# Digital Empathy in Aging Societies: Co-constructing the Concept with Students across Finland and China

**Authors:** Yaru Li, Honglin Chen, Yanan Jiang, Ning An

PMC · DOI: 10.1093/geroni/igaf122.3570 · 2025-12-31

## TL;DR

This study explores how students in Finland and China co-construct the concept of digital empathy to support older adults in aging, digitizing societies.

## Contribution

The paper introduces a cross-cultural framework for digital empathy with actionable design cues and educational implications for inclusive digital practices.

## Key findings

- Students identified three dimensions of digital empathy: communicative presence, perspective-taking, and inclusive design.
- Finnish students emphasized psychological safety and leadership in digital interactions, while Chinese students focused on personalized support and AI-enabled solutions.
- Findings suggest practical design prompts like offering access alternatives and prioritizing usability for older adults.

## Abstract

As services and education digitize in aging societies—accelerated by rapid advances in AI—cultivating “digital empathy,” the cognitive, affective, and communicative expression of empathy via digital technologies, is essential to support older adults’ inclusion.
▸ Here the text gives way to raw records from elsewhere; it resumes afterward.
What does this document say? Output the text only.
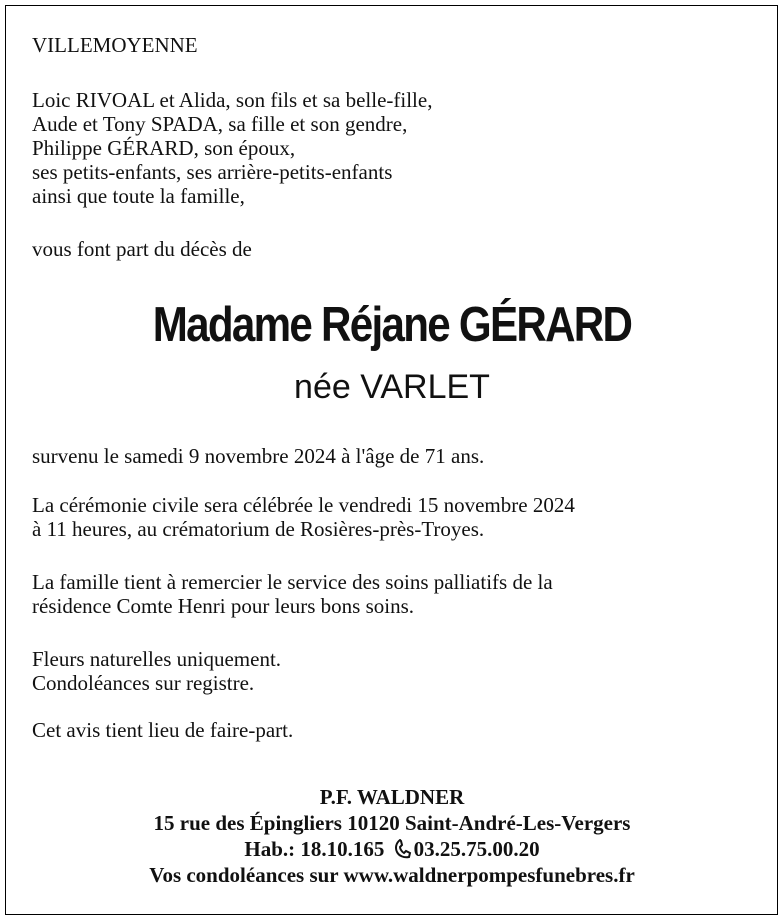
VILLEMOYENNE
Loic RIVOAL et Alida, son fils et sa belle-fille,
Aude et Tony SPADA, sa fille et son gendre,
Philippe GÉRARD, son époux,
ses petits-enfants, ses arrière-petits-enfants
ainsi que toute la famille,
vous font part du décès de
Madame Réjane GÉRARD
née VARLET
survenu le samedi 9 novembre 2024 à l'âge de 71 ans.
La cérémonie civile sera célébrée le vendredi 15 novembre 2024
à 11 heures, au crématorium de Rosières-près-Troyes.
La famille tient à remercier le service des soins palliatifs de la
résidence Comte Henri pour leurs bons soins.
Fleurs naturelles uniquement.
Condoléances sur registre.
Cet avis tient lieu de faire-part.
P.F. WALDNER
15 rue des Épingliers 10120 Saint-André-Les-Vergers
Hab.: 18.10.165 03.25.75.00.20
Vos condoléances sur www.waldnerpompesfunebres.fr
We co-constructed this concept with social work students in two contexts (62 master’s students in fall 2024 at the University of Eastern Finland, Finland; 52 undergraduate students in spring 2025 at Anhui Institute of Medicine, China) and identified actionable behaviors and design cues. In each setting, students received a brief empathy primer, viewed a short video of older adults encountering digital barriers, then wrote their own definition of “digital empathy.” Responses were analyzed using bilingual reflexive thematic analysis with a hybrid codebook and back-translation. Across sites, students converged on three dimensions: (1) communicative presence and empathic signaling online (e.g., appropriate camera use, timely responses, check-ins, supportive reactions); (2) perspective-taking with respectful, clear, plain-language communication; and (3) inclusive support and empathic design for older adults, including non-digital alternatives, patient coaching without shaming, and advocacy for accessibility/usability. Contextual emphases differed: Finnish definitions highlighted communicative presence and leadership-driven psychological safety in hybrid teams, whereas Chinese definitions foregrounded perspective-taking, practical assistance for older adults, and empathic, personalized design (with some invoking AI-enabled support). Findings inform curricula and service norms (e.g., check-in rituals, consent-based communication, plain language) and translate into older-adult-inclusive design prompts (offer access alternatives; prioritize accessibility/usability; normalize supportive reactions).